Я стоял посреди гребаной комнаты и осознание того, что от меня уже больше ничего не зависело, подступало ко мне все ближе и ближе, словно приближающаяся вода приливной волны, которая крадучись пропитывает песок под подошвами ботинок, чтобы через полчаса скрыть под собой все оставленные до этого следы. Мои руки были по самые локти в крови, а за моей спиной стояла бесконечная вереница мертвецов, пялящихся на меня своими мутными селедочными глазами, уныло тянущих ко мне свои щупальца с окоченевшими скрюченными пальцами, и брюзгливо требующих возмездия за то, что я с ними сотворил. А еще, сквозь вой и гул их голосов, стоящий у меня в ушах, я отчетливо слышал противный хруст, с которым мой гениальный, бережно выблеванный судорогами разума, план давал трещину. Он медленно, но неумолимо расползался по шву, с каждой секундой все больше и больше становясь похожим на чью-то бесформенную задницу. И если хорошенько приглядеться, то становилось очевидно, что задница эта была моей собственной.
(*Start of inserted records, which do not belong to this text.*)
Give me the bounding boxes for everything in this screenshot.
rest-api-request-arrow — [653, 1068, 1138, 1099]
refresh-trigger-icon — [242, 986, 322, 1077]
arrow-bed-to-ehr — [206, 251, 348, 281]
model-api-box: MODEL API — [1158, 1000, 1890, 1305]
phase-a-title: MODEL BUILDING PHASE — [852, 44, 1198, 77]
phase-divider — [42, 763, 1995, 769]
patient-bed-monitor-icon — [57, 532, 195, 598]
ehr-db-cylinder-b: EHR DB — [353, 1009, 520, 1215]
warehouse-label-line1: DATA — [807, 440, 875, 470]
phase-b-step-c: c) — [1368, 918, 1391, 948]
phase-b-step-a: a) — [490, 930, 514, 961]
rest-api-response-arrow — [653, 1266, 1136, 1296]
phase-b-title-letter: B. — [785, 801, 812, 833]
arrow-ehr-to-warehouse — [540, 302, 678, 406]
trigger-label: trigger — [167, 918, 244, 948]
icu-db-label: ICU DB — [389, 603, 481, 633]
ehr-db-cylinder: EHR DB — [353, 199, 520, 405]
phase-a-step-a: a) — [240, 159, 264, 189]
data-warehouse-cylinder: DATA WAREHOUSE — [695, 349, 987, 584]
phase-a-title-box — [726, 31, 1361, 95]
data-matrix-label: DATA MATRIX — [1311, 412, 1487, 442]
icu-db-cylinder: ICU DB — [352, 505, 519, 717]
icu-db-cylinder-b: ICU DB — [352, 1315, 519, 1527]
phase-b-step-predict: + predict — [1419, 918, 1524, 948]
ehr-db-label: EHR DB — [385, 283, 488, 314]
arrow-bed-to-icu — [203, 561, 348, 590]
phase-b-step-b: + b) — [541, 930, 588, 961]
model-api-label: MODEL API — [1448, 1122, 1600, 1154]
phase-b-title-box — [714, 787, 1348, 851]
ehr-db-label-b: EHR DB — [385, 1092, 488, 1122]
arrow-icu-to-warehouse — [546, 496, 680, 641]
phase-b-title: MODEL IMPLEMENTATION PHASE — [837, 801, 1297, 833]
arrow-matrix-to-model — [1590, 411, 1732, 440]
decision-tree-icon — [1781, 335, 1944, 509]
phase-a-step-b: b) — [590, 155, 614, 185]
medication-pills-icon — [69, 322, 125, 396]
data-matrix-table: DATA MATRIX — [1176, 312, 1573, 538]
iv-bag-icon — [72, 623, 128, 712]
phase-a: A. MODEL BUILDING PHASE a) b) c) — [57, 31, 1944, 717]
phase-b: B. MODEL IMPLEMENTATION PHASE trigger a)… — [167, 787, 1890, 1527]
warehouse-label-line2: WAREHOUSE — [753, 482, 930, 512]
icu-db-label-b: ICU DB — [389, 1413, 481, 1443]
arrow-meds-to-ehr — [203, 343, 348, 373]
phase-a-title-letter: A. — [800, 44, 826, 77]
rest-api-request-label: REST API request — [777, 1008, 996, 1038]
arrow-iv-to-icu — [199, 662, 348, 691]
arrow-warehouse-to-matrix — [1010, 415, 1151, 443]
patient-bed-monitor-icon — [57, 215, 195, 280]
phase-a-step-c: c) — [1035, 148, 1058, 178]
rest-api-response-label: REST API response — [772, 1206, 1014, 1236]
В сущности, от меня ничего не зависело с самого начала. Любой желающий мог спокойно записывать это как добровольное признание поражения. Я уже давно был не в том положении, чтобы с чем-то не соглашаться или, не дай то Ктулху1, против чего-то возражать. В конце концов, я должен был подохнуть еще в самом начале. Безо всяких хитро высранных вторых шансов или чудесного, мать его, спасения. Тихий противный голосок где-то внутри, под черепной коробкой, ехидно шептал мне: «В этот раз ты не сможешь воскреснуть, ублюдок.» И я не находил, что ему возразить, как ни старался. В уме я уже вырыл себе могилу. Строго говоря, я вырыл ее еще туеву хучу трупов тому назад. Другое дело, что потом у меня вдруг появилась надежда на то, что мне совсем не обязательно в ней оставаться, что у меня есть шанс если и не начать все с начала, то хотя бы продолжить в нужном, правильном направлении. Но жизнь – та еще сука. Теперь я совершенно отчетливо ощущал дно обеими ногами, а от ската воображаемой ямы с уютными размерами метр на два шел на удивление реалистичный запах сырой земли.
Все о чем я мог мечтать, это протянуть еще пару секунд. И робко надеялся, что за эти крохи времени кто-нибудь сможет, наконец, объяснить мне, какого хрена вокруг происходит.